After you summit your objective in mountaineering you're only half way done. You still have to get down. Many people summit Mt. Everest but die on the way back, it's not that uncommon. The trip isn't over til you're home. The descent is never as exciting or enthusiastic as the way up.
When I got back it turned out that helicopter was Inyo Wilderness Search and Rescue, the Sheriff reported "The 67-year old climber from Oakland CA fell approximately 800 ft during a descent from U-Notch after climbing North Palisade. Inyo SAR was contacted the afternoon of July 3rd, but due to weather conditions late in the day the helicopter was unable to fly until July 4th. Two Inyo SAR members met H-40 (out of Fresno) the morning of the 4th and were flown up to Palisade Glacier where they hiked about 500 ft up to recover the body and lower to the helicopter."
The whole thing was very odd, the women who we saw on route, from the S&R team, was friends with our guide Ryan. They were in touch after this incident and she said the man signed into the summit registry perhaps a couple hours before we did. The man was climbing with his brother. His wife was waiting for his return in a tent at the base of the mountain.
When I got home I felt so strange.

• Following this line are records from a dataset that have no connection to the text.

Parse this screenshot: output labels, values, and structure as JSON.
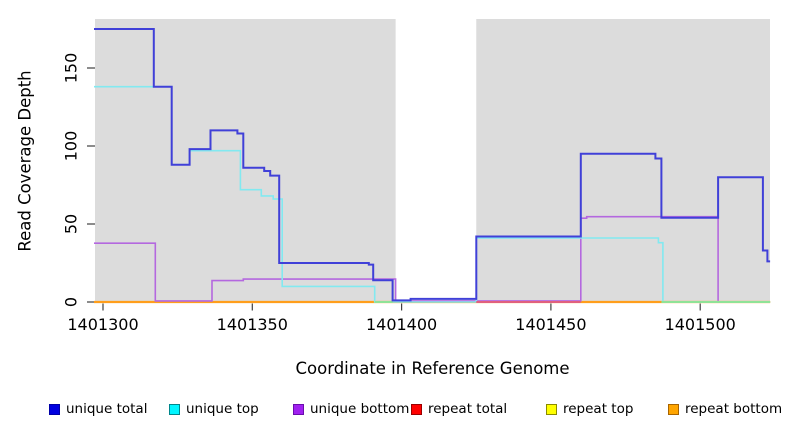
{
  "figure": {
    "x_axis_title": "Coordinate in Reference Genome",
    "y_axis_title": "Read Coverage Depth"
  },
  "chart_data": {
    "type": "line",
    "subtype": "step-coverage-plot",
    "title": "",
    "xlabel": "Coordinate in Reference Genome",
    "ylabel": "Read Coverage Depth",
    "xlim": [
      1401297,
      1401523.4
    ],
    "ylim": [
      0,
      181
    ],
    "x_ticks": [
      1401300,
      1401350,
      1401400,
      1401450,
      1401500
    ],
    "y_ticks": [
      0,
      50,
      100,
      150
    ],
    "grid": false,
    "legend_position": "bottom",
    "plot_bg_color": "#DCDCDC",
    "masked_region": {
      "from": 1401398,
      "to": 1401425,
      "color": "#FFFFFF"
    },
    "series": [
      {
        "name": "repeat total",
        "line_color": "#E0607E",
        "step_points": [
          [
            1401297,
            0
          ]
        ],
        "extend_to_end": true
      },
      {
        "name": "repeat top",
        "line_color": "#F5E642",
        "step_points": [
          [
            1401297,
            0
          ]
        ],
        "extend_to_end": true
      },
      {
        "name": "repeat bottom",
        "line_color": "#FF9E1B",
        "step_points": [
          [
            1401297,
            0
          ]
        ],
        "extend_to_end": true
      },
      {
        "name": "unique bottom",
        "line_color": "#B468DF",
        "step_points": [
          [
            1401297,
            37
          ],
          [
            1401317.5,
            0
          ],
          [
            1401336.5,
            13
          ],
          [
            1401347,
            14
          ],
          [
            1401398,
            0
          ],
          [
            1401460,
            53
          ],
          [
            1401462,
            54
          ],
          [
            1401506,
            0
          ]
        ],
        "extend_to_end": false
      },
      {
        "name": "unique top",
        "line_color": "#82E9F0",
        "step_points": [
          [
            1401297,
            138
          ],
          [
            1401323,
            88
          ],
          [
            1401329,
            97
          ],
          [
            1401346,
            72
          ],
          [
            1401353,
            68
          ],
          [
            1401357,
            66
          ],
          [
            1401360,
            10
          ],
          [
            1401391,
            0
          ],
          [
            1401425,
            41
          ],
          [
            1401486,
            38
          ],
          [
            1401487.5,
            0
          ]
        ],
        "extend_to_end": true
      },
      {
        "name": "unique total",
        "line_color": "#4040D8",
        "step_points": [
          [
            1401297,
            175
          ],
          [
            1401317,
            138
          ],
          [
            1401323,
            88
          ],
          [
            1401329,
            98
          ],
          [
            1401336,
            110
          ],
          [
            1401345,
            108
          ],
          [
            1401347,
            86
          ],
          [
            1401354,
            84
          ],
          [
            1401356,
            81
          ],
          [
            1401359,
            25
          ],
          [
            1401389,
            24
          ],
          [
            1401390.5,
            14
          ],
          [
            1401397,
            1
          ],
          [
            1401403,
            2
          ],
          [
            1401425,
            42
          ],
          [
            1401460,
            95
          ],
          [
            1401485,
            92
          ],
          [
            1401487,
            54
          ],
          [
            1401506,
            80
          ],
          [
            1401521,
            33
          ],
          [
            1401522.5,
            26
          ]
        ],
        "extend_to_end": true
      }
    ],
    "baseline_overlays": [
      {
        "from": 1401391,
        "to": 1401397,
        "value": 0,
        "color": "#8FE397"
      },
      {
        "from": 1401425,
        "to": 1401460,
        "value": 0,
        "color": "#E0607E"
      },
      {
        "from": 1401487,
        "to": 1401523.4,
        "value": 0,
        "color": "#8FE397"
      }
    ]
  },
  "legend": {
    "items": [
      {
        "label": "unique total",
        "fill": "#0000E0",
        "border": "#0000A8"
      },
      {
        "label": "unique top",
        "fill": "#00F5FF",
        "border": "#00868B"
      },
      {
        "label": "unique bottom",
        "fill": "#A020F0",
        "border": "#6A0DAD"
      },
      {
        "label": "repeat total",
        "fill": "#FF0000",
        "border": "#990000"
      },
      {
        "label": "repeat top",
        "fill": "#FFFF00",
        "border": "#8B8B00"
      },
      {
        "label": "repeat bottom",
        "fill": "#FFA500",
        "border": "#A86400"
      }
    ]
  }
}
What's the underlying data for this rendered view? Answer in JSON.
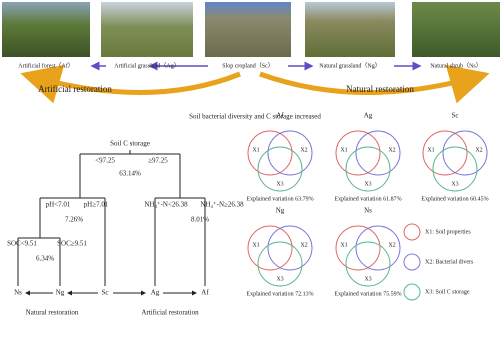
{
  "photos": [
    {
      "label": "Artificial forest（Af）"
    },
    {
      "label": "Artificial grassland（Ag）"
    },
    {
      "label": "Slop cropland（Sc）"
    },
    {
      "label": "Natural grassland（Ng）"
    },
    {
      "label": "Natural shrub（Ns）"
    }
  ],
  "restoration": {
    "left": "Artificial restoration",
    "right": "Natural restoration"
  },
  "headline": "Soil bacterial diversity and C storage increased",
  "tree": {
    "root": "Soil C storage",
    "split1": {
      "left": "<97.25",
      "right": "≥97.25",
      "value": "63.14%"
    },
    "split2": {
      "left": "pH<7.01",
      "right": "pH≥7.01",
      "value": "7.26%"
    },
    "split3": {
      "left": "NH₄⁺-N<26.38",
      "right": "NH₄⁺-N≥26.38",
      "value": "8.01%"
    },
    "split4": {
      "left": "SOC<9.51",
      "right": "SOC≥9.51",
      "value": "6.34%"
    },
    "leaves": [
      "Ns",
      "Ng",
      "Sc",
      "Ag",
      "Af"
    ],
    "groups": [
      "Natural restoration",
      "Artificial restoration"
    ]
  },
  "venn": {
    "panels": [
      {
        "title": "Af",
        "explained": "Explained variation 63.79%"
      },
      {
        "title": "Ag",
        "explained": "Explained variation 61.87%"
      },
      {
        "title": "Sc",
        "explained": "Explained variation 60.45%"
      },
      {
        "title": "Ng",
        "explained": "Explained variation 72.13%"
      },
      {
        "title": "Ns",
        "explained": "Explained variation 75.59%"
      }
    ],
    "set_labels": [
      "X1",
      "X2",
      "X3"
    ],
    "legend": [
      "X1: Soil properties",
      "X2: Bacterial divers",
      "X3: Soil C storage"
    ]
  }
}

I felt accomplished and defeated. I felt like I had really pushed the limits. People will say what they will about using a guide service, but not only would this have been IMPOSSIBLE to navigate without a guide, it was nearly impractical WITH a guide. The guide's main function, is to make decisions, difficult ones. The climbing itself was not the crux. Their wisdom is what you're contracting. I kept thinking how weird it was Ryan took us down this totally unconventional and unexplored descent from Mt. Sill instead of going down the U-notch like most trips go. It turns out with the heat really moving in, conditions were on a fast transition. The U-notch couloir was filled with what they call "snice" snow/ice, not really steady or stiff for climbing or spikes. That slip and fall could have been anyone. The inherent risk is always there.
I got back to L.A. and was so happy to see my family. I had no communication on the mountain for 3 nights and I know my wife was thinking about me. I couldn't help but feeling this sort of overwhelming guilt for being out there. Putting myself in a highly strenuous and delicate situation, and having my family go about without hearing I'm ok, having the guide ensure we're safe. For why? To sign my name in these little boxes? To test my self? To summit all the high peaks? I'm not sure the motivation.
My appetite came back after half a day in more typical altitude and it returned with a vengeance! Ate like 4-5 meals the next day! I also took the next 3 weekends off to spend with my family. I thought this trip was so demanding, I needed to really take a break. This is my longest trip report because it was my most effecting trip. Several days high in the Sierras was something serious. Huge thank you to my family for their support, Luis for this partnership and Ryan for his guidance. This was one for the books!